If vertical integration is one side of the coin, then measuring and monitoring is the other side. Every time a system is deployed during development get a series of meaningful tests running and deliver the result back to everyone involved. Whenever there is a lull in activity - such as over the weekends - go the extra mile and run some more demanding tests on the latest deployed version. Nothing gets a developer awake faster on a foggy Monday morning than a failed integration test.

There is no denying that the initial cost of setting up an environment for vertical integration. There is the amount of hardware and test-systems needed to be considered. Then there is the time invested in building an environment for testing, and monitoring the products and ends with the running costs of the infrastructure for easy deployment. But often enough these costs get amortized later easily, because the time to reproduce bugs and create patches is often much reduced and the infrastructure can be used to deliver software in production as well.

At least one set of hardware for every developer would be optimal, to enable testing independently from the rest of the team and to reduce waiting time for the testing resources. Of course, this might not be possible if the machine big or expensive enough, considering the developer’s wages saving a few hundred bucks on hardware during development seems a bit of a joke. Finding a critical bug late in the development is often much more expensive than buying or building additional hardware.

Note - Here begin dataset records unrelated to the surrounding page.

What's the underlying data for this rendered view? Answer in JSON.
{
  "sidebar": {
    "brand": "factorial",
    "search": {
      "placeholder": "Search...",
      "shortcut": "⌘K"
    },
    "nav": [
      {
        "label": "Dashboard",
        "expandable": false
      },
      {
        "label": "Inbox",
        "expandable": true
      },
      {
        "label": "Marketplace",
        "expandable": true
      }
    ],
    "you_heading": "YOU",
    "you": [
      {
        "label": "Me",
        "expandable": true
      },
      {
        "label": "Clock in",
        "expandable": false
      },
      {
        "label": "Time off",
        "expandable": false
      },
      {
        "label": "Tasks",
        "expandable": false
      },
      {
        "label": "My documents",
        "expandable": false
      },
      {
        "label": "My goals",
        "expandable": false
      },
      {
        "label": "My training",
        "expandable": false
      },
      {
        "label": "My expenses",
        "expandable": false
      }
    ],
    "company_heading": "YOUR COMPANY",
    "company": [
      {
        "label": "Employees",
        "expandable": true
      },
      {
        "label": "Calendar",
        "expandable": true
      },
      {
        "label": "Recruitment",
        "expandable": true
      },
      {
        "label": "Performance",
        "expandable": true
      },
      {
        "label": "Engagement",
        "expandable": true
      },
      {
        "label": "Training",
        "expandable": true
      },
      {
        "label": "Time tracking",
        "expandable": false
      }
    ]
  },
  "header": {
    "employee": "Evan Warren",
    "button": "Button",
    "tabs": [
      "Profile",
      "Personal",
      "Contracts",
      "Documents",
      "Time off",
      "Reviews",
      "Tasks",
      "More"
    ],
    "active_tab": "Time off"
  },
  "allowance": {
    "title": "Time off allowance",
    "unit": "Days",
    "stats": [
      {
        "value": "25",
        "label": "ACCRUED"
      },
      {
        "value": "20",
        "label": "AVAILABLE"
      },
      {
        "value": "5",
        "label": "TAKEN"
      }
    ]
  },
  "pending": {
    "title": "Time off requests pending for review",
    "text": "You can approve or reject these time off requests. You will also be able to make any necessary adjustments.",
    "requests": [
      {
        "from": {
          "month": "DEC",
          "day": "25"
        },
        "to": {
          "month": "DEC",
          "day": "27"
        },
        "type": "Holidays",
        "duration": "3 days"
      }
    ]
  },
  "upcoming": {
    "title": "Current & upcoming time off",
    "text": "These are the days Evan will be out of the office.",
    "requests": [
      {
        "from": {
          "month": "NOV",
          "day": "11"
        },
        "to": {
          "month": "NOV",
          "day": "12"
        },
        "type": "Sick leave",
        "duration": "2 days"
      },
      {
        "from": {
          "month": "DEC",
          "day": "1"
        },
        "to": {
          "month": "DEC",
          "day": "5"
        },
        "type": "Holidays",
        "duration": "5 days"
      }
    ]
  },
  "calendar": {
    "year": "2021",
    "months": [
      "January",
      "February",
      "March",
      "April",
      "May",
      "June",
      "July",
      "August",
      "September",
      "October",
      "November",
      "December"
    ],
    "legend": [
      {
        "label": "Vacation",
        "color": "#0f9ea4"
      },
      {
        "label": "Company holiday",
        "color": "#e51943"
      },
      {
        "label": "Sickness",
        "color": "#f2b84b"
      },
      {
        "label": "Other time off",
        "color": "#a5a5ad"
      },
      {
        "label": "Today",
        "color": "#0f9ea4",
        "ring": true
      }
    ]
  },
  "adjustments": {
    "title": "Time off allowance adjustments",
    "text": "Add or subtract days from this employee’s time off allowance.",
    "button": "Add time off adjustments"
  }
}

The cost of finding a defect rises exponentially in the development process
The cost of finding a defect rises exponentially in the development process

Get live updates for free

Nowadays more and more software gets frequently updated, even if already in a productive environment. “Over the air updates” are often among the first benefits mentioned when asked if a device should be operated offline or connected to the internet. Over the air updates are a kind of risky business, because a failed update might brick a device and severely disrupt a business operation or even endanger people. Testing deployment not just once or twice, but every time the code changes, increases the chance of catching possible hiccups in a non-critical environment. Considering the cost of whole factories standing still for days because of a failed update puts the additional cost and effort of continuous vertical integration nicely into perspective.

Engineers assemble!

Early and frequent vertical integration might have a high upfront cost, but it yields massive benefits. It is a classical gamble of sacrificing short time gains in favor of going fast over a long time. Considered that embedded devices tend to be maintained and improved for years and decades, the investment usually pays off pretty well.

Written on January 8, 2021